The night they make us throw our words into the fire we have nothing but smiles behind our hands.
The torn sheets of Merriam-Webster’s Dictionary include a page that begins with home and ends with homeless. An armed man with fair hair burns another: outright/ova. An AK dangles over his hip.
Reporters from the local gazette snap pencils, empty jars of ink, toss in ancient typewriters, yellowed computers and laptops.
A podium goes up in front of the courthouse to broadcast words of encouragement and foster community. A banner is hung: MAY WE ALL BE WELL.
In front of me a woman reaches into her throat. She removes her voice box. A pulpy orb in the moonlight, it is floated between hands until it reaches the pyre. There it lands, meat on a grill. When it cries out, the woman cannot hush it, so instead she holds a finger to her lips and now there’s blood everywhere.

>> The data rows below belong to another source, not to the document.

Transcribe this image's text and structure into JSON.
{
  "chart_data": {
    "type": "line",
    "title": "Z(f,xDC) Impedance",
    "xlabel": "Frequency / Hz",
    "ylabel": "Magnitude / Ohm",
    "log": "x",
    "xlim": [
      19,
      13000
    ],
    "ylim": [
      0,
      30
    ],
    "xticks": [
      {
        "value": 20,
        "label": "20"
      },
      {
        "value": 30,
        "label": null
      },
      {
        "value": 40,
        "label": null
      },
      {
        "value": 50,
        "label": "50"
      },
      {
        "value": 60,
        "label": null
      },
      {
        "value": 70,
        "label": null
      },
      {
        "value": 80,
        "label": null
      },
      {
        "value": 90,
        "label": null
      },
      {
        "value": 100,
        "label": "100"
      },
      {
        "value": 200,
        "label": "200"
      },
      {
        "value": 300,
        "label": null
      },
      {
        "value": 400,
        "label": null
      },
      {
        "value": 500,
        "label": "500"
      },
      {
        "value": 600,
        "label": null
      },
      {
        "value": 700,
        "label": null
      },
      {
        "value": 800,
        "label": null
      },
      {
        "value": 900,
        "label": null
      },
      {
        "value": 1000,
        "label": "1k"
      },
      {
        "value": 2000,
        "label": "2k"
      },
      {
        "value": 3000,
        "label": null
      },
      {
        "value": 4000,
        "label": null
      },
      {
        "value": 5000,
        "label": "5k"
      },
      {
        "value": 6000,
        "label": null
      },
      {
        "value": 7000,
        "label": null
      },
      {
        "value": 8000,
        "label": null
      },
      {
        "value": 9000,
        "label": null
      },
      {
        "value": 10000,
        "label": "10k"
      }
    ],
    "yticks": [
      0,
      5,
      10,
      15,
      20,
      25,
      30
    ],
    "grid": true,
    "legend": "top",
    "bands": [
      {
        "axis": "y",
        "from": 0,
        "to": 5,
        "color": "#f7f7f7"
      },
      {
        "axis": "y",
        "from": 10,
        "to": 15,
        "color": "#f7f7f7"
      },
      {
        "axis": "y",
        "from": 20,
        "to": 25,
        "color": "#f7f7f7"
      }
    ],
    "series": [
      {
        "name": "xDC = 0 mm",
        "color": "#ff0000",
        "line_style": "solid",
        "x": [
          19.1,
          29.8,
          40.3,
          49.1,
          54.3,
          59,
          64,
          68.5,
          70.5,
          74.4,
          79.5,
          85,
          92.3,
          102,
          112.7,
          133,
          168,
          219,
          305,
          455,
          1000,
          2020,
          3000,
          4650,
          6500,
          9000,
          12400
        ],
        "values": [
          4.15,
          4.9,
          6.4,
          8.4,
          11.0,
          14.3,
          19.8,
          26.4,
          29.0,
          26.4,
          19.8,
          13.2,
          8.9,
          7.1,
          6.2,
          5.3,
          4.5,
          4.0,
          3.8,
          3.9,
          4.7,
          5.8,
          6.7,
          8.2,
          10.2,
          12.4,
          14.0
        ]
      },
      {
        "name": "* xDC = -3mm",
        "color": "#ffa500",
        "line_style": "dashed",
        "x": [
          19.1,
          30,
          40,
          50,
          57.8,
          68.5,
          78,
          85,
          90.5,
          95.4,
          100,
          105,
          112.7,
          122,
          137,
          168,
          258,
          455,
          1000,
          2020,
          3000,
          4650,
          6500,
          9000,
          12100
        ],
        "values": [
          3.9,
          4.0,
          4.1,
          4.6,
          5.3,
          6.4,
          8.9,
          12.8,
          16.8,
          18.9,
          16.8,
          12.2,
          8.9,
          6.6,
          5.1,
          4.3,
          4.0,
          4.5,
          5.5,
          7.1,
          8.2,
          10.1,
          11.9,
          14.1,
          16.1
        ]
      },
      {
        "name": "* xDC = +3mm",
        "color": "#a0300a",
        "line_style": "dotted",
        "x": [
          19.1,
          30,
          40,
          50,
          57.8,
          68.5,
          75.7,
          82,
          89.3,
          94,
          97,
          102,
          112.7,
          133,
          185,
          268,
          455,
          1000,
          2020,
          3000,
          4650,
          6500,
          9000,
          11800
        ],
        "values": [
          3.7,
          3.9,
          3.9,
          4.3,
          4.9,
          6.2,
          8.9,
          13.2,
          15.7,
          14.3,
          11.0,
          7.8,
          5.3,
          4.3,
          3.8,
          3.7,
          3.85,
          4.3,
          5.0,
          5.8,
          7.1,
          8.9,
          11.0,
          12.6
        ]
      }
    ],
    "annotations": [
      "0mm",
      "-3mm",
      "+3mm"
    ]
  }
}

In line, my sister is crying. She hugs her diary. I tell her to hurry, to eat its pages, her words, one by one, so the flames can never hold them hostage. I look at the bandage on my palm, the one covering the burn from the brand which has removed my tattoo that used to say I WILL NOT TELL A LIE.
The man with the gun comes to stand beside me. He pats my head, says: girl, we wrote the book on the lies we tell, the words we burn, the people who are the best of the worst.
Why? I ask
Don’t you know? he says. Your voice is a match begging for fire.